Juan Marqués

Un trozo de cielo muy pequeño

"He reparado definitivamente en lo extraordinaria que es 'Nada', y lo meritoria, y lo sorprendente, y lo osada, y lo atrevida, y lo atinada…"

Zibaldone

Un trozo de cielo muy pequeño
Juan Marqués

Juan Marqués

Doctor en Filología Hispánica y crítico literario en publicaciones especializadas.

Dentro de dos días, este lunes que viene, se cumplirán setenta y cinco años desde aquel otro 4 de mayo de 1945 en el que salió de una imprenta de la calle París, en Barcelona, la primera edición de la primera novela de Carmen Laforet.

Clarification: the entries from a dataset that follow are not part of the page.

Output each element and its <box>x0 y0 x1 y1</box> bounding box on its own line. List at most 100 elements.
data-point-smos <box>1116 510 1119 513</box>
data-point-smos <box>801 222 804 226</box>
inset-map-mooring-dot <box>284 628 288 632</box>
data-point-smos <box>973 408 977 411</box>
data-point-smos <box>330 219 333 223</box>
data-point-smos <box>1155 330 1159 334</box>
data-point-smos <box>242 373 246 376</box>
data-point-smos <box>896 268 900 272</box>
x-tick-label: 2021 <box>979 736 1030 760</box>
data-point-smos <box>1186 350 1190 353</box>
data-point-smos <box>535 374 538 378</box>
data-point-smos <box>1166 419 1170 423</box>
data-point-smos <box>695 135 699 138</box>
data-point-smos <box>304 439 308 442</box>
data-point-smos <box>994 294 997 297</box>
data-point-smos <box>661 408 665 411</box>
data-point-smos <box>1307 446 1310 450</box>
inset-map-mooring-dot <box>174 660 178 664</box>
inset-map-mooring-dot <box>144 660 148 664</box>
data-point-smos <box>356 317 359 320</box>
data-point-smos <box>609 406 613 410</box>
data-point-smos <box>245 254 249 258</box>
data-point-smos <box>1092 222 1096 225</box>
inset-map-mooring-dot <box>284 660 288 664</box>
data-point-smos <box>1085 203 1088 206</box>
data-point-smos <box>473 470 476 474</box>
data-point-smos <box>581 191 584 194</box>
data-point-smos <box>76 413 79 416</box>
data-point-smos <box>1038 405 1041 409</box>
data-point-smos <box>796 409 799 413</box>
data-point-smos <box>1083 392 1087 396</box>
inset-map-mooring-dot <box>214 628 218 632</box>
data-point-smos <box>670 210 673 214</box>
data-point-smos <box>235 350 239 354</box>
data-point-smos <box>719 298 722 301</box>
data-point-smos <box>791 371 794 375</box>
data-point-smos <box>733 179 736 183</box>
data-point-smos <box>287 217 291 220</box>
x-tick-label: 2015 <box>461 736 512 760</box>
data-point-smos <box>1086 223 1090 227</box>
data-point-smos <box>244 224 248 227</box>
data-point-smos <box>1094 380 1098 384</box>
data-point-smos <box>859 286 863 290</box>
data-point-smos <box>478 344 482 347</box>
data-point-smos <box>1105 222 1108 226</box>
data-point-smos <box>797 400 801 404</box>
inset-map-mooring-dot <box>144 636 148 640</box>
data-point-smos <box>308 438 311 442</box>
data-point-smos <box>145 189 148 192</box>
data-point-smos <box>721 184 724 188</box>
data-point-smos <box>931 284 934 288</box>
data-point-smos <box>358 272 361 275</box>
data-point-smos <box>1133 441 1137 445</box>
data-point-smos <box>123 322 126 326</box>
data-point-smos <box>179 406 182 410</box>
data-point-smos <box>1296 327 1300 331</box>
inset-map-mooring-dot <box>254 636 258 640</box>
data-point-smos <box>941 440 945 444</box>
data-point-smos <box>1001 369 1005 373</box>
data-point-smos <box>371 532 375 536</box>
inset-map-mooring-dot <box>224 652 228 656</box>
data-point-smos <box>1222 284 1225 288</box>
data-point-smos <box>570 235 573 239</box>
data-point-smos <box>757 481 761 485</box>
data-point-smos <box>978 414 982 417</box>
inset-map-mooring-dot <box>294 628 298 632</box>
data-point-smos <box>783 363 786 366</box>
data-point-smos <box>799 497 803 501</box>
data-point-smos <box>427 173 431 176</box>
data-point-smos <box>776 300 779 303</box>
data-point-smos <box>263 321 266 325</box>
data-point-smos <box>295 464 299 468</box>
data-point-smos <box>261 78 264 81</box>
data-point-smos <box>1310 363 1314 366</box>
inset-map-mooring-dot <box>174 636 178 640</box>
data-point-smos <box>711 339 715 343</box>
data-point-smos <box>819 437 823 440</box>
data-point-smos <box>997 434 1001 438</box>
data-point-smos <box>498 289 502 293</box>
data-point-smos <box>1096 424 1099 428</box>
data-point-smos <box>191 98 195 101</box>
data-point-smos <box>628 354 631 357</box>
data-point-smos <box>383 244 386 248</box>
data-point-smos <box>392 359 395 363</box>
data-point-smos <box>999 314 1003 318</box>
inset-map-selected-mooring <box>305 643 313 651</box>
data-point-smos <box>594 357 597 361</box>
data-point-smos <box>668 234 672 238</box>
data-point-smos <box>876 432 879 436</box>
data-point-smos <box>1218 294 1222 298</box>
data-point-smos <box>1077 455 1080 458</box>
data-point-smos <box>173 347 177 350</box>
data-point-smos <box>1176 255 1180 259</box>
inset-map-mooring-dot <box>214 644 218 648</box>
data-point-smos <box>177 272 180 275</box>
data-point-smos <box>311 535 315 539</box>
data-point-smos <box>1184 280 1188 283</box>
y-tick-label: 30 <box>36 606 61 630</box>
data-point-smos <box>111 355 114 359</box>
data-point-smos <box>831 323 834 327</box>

Nada había ganado unos meses atrás, en la Navidad de 1944, el Premio Eugenio Nadal en su primera convocatoria, y no es ningún disparate pensar que si ese premio se ha convertido en un acontecimiento de la vida literaria española durante estos últimos tres cuartos de siglo es, en parte, por el impacto que supuso que en su primera celebración lo obtuviese una jovencísima autora inédita y absolutamente desconocida.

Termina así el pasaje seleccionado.